Mortgage Rates Drop for Fifth Straight Week
U.S. mortgage rates fell for a fifth week, reducing borrowing costs as home-price gains slow. The average rate for a 30-year fixed mortgage was 4.12 percent this week, down from 4.14 percent and the lowest since October, Freddie Mac said in a statement on Thursday. The average 15-year rate slipped to 3.21 percent from 3.25 percent, the McLean, Virginia-based mortgage-finance company said.
The recovery in home prices, fueled for two years by tight inventories, has started to cool. In the year ended March 31, the S&P/Case-Shiller index of 20 cities rose 12.4 percent, the smallest gain since July, the group said earlier this week.
The pace of annual house price gains has peaked and is now starting to ease slightly. The hit to housing demand from last year’s rise in mortgage interest rates and the unseasonably severe weather earlier this year will continue feeding through into slower house-price gains for several months to come.

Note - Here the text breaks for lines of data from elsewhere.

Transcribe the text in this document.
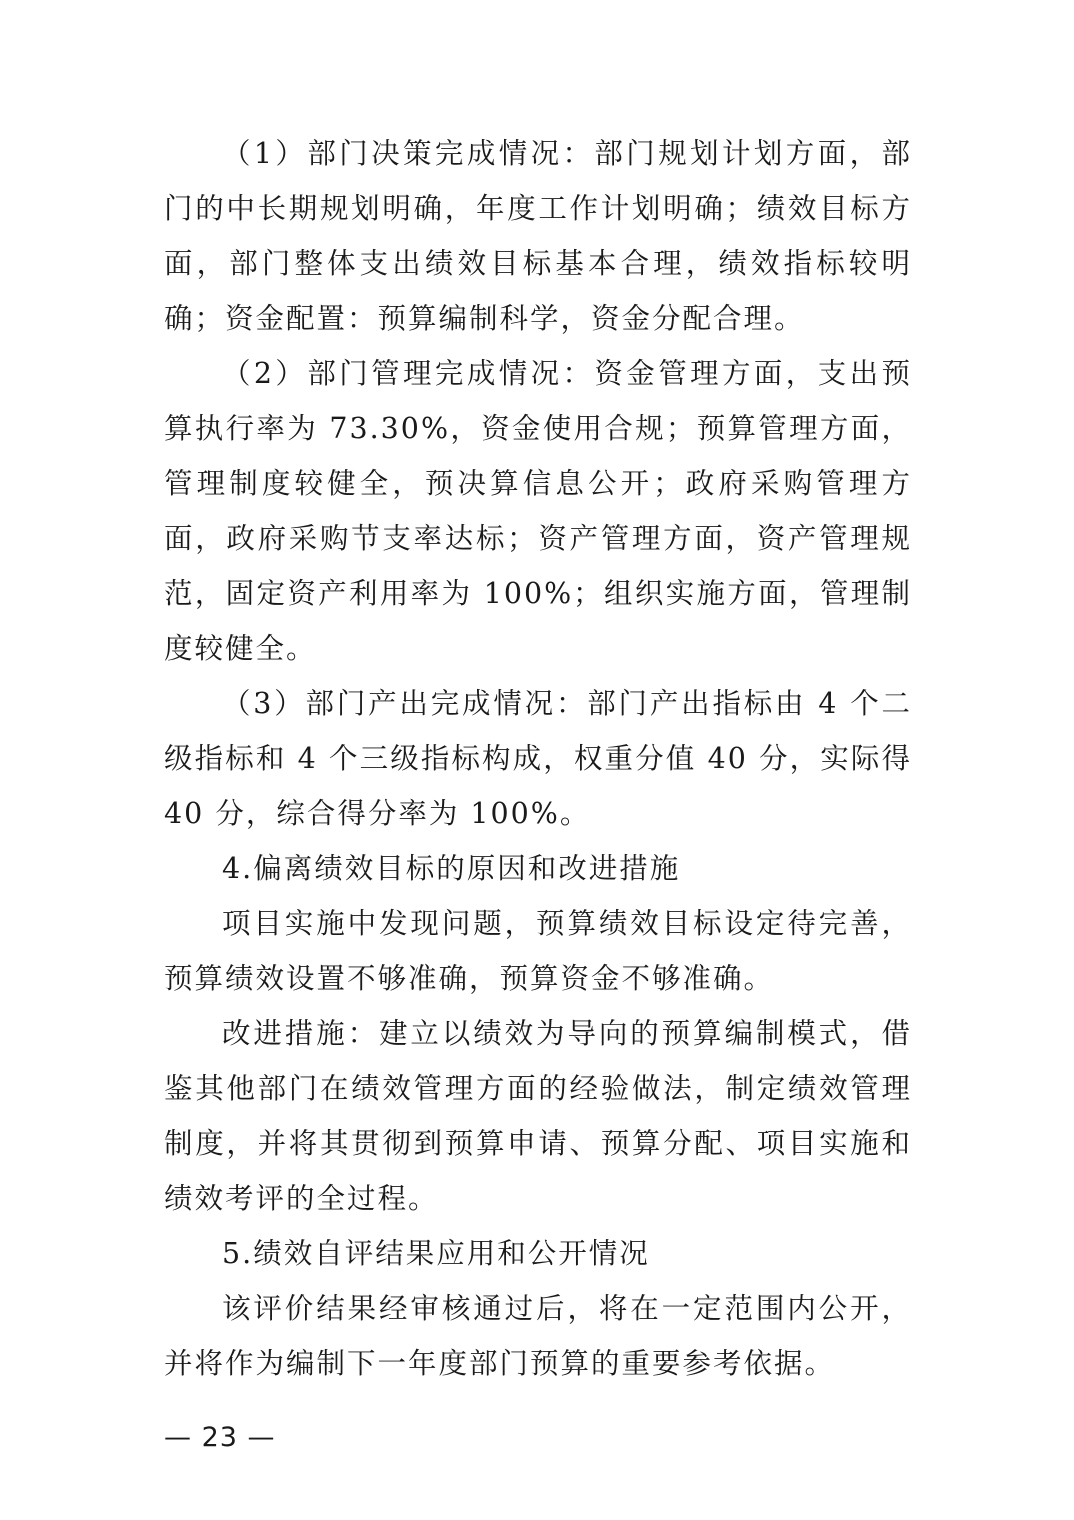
（1）部门决策完成情况：部门规划计划方面，部门的中长期规划明确，年度工作计划明确；绩效目标方面，部门整体支出绩效目标基本合理，绩效指标较明确；资金配置：预算编制科学，资金分配合理。

（2）部门管理完成情况：资金管理方面，支出预算执行率为 73.30%，资金使用合规；预算管理方面，管理制度较健全，预决算信息公开；政府采购管理方面，政府采购节支率达标；资产管理方面，资产管理规范，固定资产利用率为 100%；组织实施方面，管理制度较健全。

（3）部门产出完成情况：部门产出指标由 4 个二级指标和 4 个三级指标构成，权重分值 40 分，实际得 40 分，综合得分率为 100%。

4.偏离绩效目标的原因和改进措施

项目实施中发现问题，预算绩效目标设定待完善，预算绩效设置不够准确，预算资金不够准确。

改进措施：建立以绩效为导向的预算编制模式，借鉴其他部门在绩效管理方面的经验做法，制定绩效管理制度，并将其贯彻到预算申请、预算分配、项目实施和绩效考评的全过程。

5.绩效自评结果应用和公开情况

该评价结果经审核通过后，将在一定范围内公开，并将作为编制下一年度部门预算的重要参考依据。

— 23 —
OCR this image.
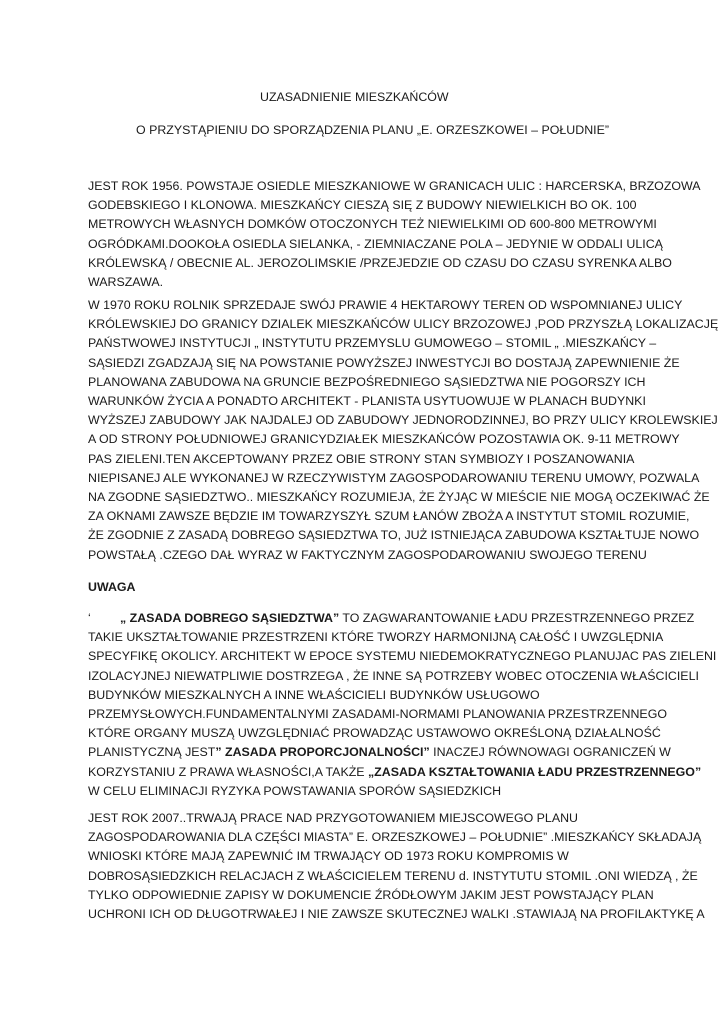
UZASADNIENIE MIESZKAŃCÓW
O PRZYSTĄPIENIU DO SPORZĄDZENIA PLANU „E. ORZESZKOWEI – POŁUDNIE”
JEST ROK 1956. POWSTAJE OSIEDLE MIESZKANIOWE W GRANICACH ULIC : HARCERSKA, BRZOZOWA
GODEBSKIEGO I KLONOWA. MIESZKAŃCY CIESZĄ SIĘ Z BUDOWY NIEWIELKICH BO OK. 100
METROWYCH WŁASNYCH DOMKÓW OTOCZONYCH TEŻ NIEWIELKIMI OD 600-800 METROWYMI
OGRÓDKAMI.DOOKOŁA OSIEDLA SIELANKA, - ZIEMNIACZANE POLA – JEDYNIE W ODDALI ULICĄ
KRÓLEWSKĄ / OBECNIE AL. JEROZOLIMSKIE /PRZEJEDZIE OD CZASU DO CZASU SYRENKA ALBO
WARSZAWA.
W 1970 ROKU ROLNIK SPRZEDAJE SWÓJ PRAWIE 4 HEKTAROWY TEREN OD WSPOMNIANEJ ULICY
KRÓLEWSKIEJ DO GRANICY DZIALEK MIESZKAŃCÓW ULICY BRZOZOWEJ ,POD PRZYSZŁĄ LOKALIZACJĘ
PAŃSTWOWEJ INSTYTUCJI „ INSTYTUTU PRZEMYSLU GUMOWEGO – STOMIL „ .MIESZKAŃCY –
SĄSIEDZI ZGADZAJĄ SIĘ NA POWSTANIE POWYŻSZEJ INWESTYCJI BO DOSTAJĄ ZAPEWNIENIE ŻE
PLANOWANA ZABUDOWA NA GRUNCIE BEZPOŚREDNIEGO SĄSIEDZTWA NIE POGORSZY ICH
WARUNKÓW ŻYCIA A PONADTO ARCHITEKT - PLANISTA USYTUOWUJE W PLANACH BUDYNKI
WYŻSZEJ ZABUDOWY JAK NAJDALEJ OD ZABUDOWY JEDNORODZINNEJ, BO PRZY ULICY KROLEWSKIEJ
A OD STRONY POŁUDNIOWEJ GRANICYDZIAŁEK MIESZKAŃCÓW POZOSTAWIA OK. 9-11 METROWY
PAS ZIELENI.TEN AKCEPTOWANY PRZEZ OBIE STRONY STAN SYMBIOZY I POSZANOWANIA
NIEPISANEJ ALE WYKONANEJ W RZECZYWISTYM ZAGOSPODAROWANIU TERENU UMOWY, POZWALA
NA ZGODNE SĄSIEDZTWO.. MIESZKAŃCY ROZUMIEJA, ŻE ŻYJĄC W MIEŚCIE NIE MOGĄ OCZEKIWAĆ ŻE
ZA OKNAMI ZAWSZE BĘDZIE IM TOWARZYSZYŁ SZUM ŁANÓW ZBOŻA A INSTYTUT STOMIL ROZUMIE,
ŻE ZGODNIE Z ZASADĄ DOBREGO SĄSIEDZTWA TO, JUŻ ISTNIEJĄCA ZABUDOWA KSZTAŁTUJE NOWO
POWSTAŁĄ .CZEGO DAŁ WYRAZ W FAKTYCZNYM ZAGOSPODAROWANIU SWOJEGO TERENU
UWAGA
‘ „ ZASADA DOBREGO SĄSIEDZTWA” TO ZAGWARANTOWANIE ŁADU PRZESTRZENNEGO PRZEZ
TAKIE UKSZTAŁTOWANIE PRZESTRZENI KTÓRE TWORZY HARMONIJNĄ CAŁOŚĆ I UWZGLĘDNIA
SPECYFIKĘ OKOLICY. ARCHITEKT W EPOCE SYSTEMU NIEDEMOKRATYCZNEGO PLANUJAC PAS ZIELENI
IZOLACYJNEJ NIEWATPLIWIE DOSTRZEGA , ŻE INNE SĄ POTRZEBY WOBEC OTOCZENIA WŁAŚCICIELI
BUDYNKÓW MIESZKALNYCH A INNE WŁAŚCICIELI BUDYNKÓW USŁUGOWO
PRZEMYSŁOWYCH.FUNDAMENTALNYMI ZASADAMI-NORMAMI PLANOWANIA PRZESTRZENNEGO
KTÓRE ORGANY MUSZĄ UWZGLĘDNIAĆ PROWADZĄC USTAWOWO OKREŚLONĄ DZIAŁALNOŚĆ
PLANISTYCZNĄ JEST” ZASADA PROPORCJONALNOŚCI” INACZEJ RÓWNOWAGI OGRANICZEŃ W
KORZYSTANIU Z PRAWA WŁASNOŚCI,A TAKŻE „ZASADA KSZTAŁTOWANIA ŁADU PRZESTRZENNEGO”
W CELU ELIMINACJI RYZYKA POWSTAWANIA SPORÓW SĄSIEDZKICH
JEST ROK 2007..TRWAJĄ PRACE NAD PRZYGOTOWANIEM MIEJSCOWEGO PLANU
ZAGOSPODAROWANIA DLA CZĘŚCI MIASTA” E. ORZESZKOWEJ – POŁUDNIE” .MIESZKAŃCY SKŁADAJĄ
WNIOSKI KTÓRE MAJĄ ZAPEWNIĆ IM TRWAJĄCY OD 1973 ROKU KOMPROMIS W
DOBROSĄSIEDZKICH RELACJACH Z WŁAŚCICIELEM TERENU d. INSTYTUTU STOMIL .ONI WIEDZĄ , ŻE
TYLKO ODPOWIEDNIE ZAPISY W DOKUMENCIE ŹRÓDŁOWYM JAKIM JEST POWSTAJĄCY PLAN
UCHRONI ICH OD DŁUGOTRWAŁEJ I NIE ZAWSZE SKUTECZNEJ WALKI .STAWIAJĄ NA PROFILAKTYKĘ A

While the average 30-year rate has dropped since reaching a two-year high of 4.58 percent in August, it’s up from a near-record low of 3.35 percent in May 2013. Contracts to buy previously owned houses in the U.S. increased 0.4 percent in April, less than economists estimated. They are down 9.2 percent from a year earlier, the National Association of Realtors said on Thursday.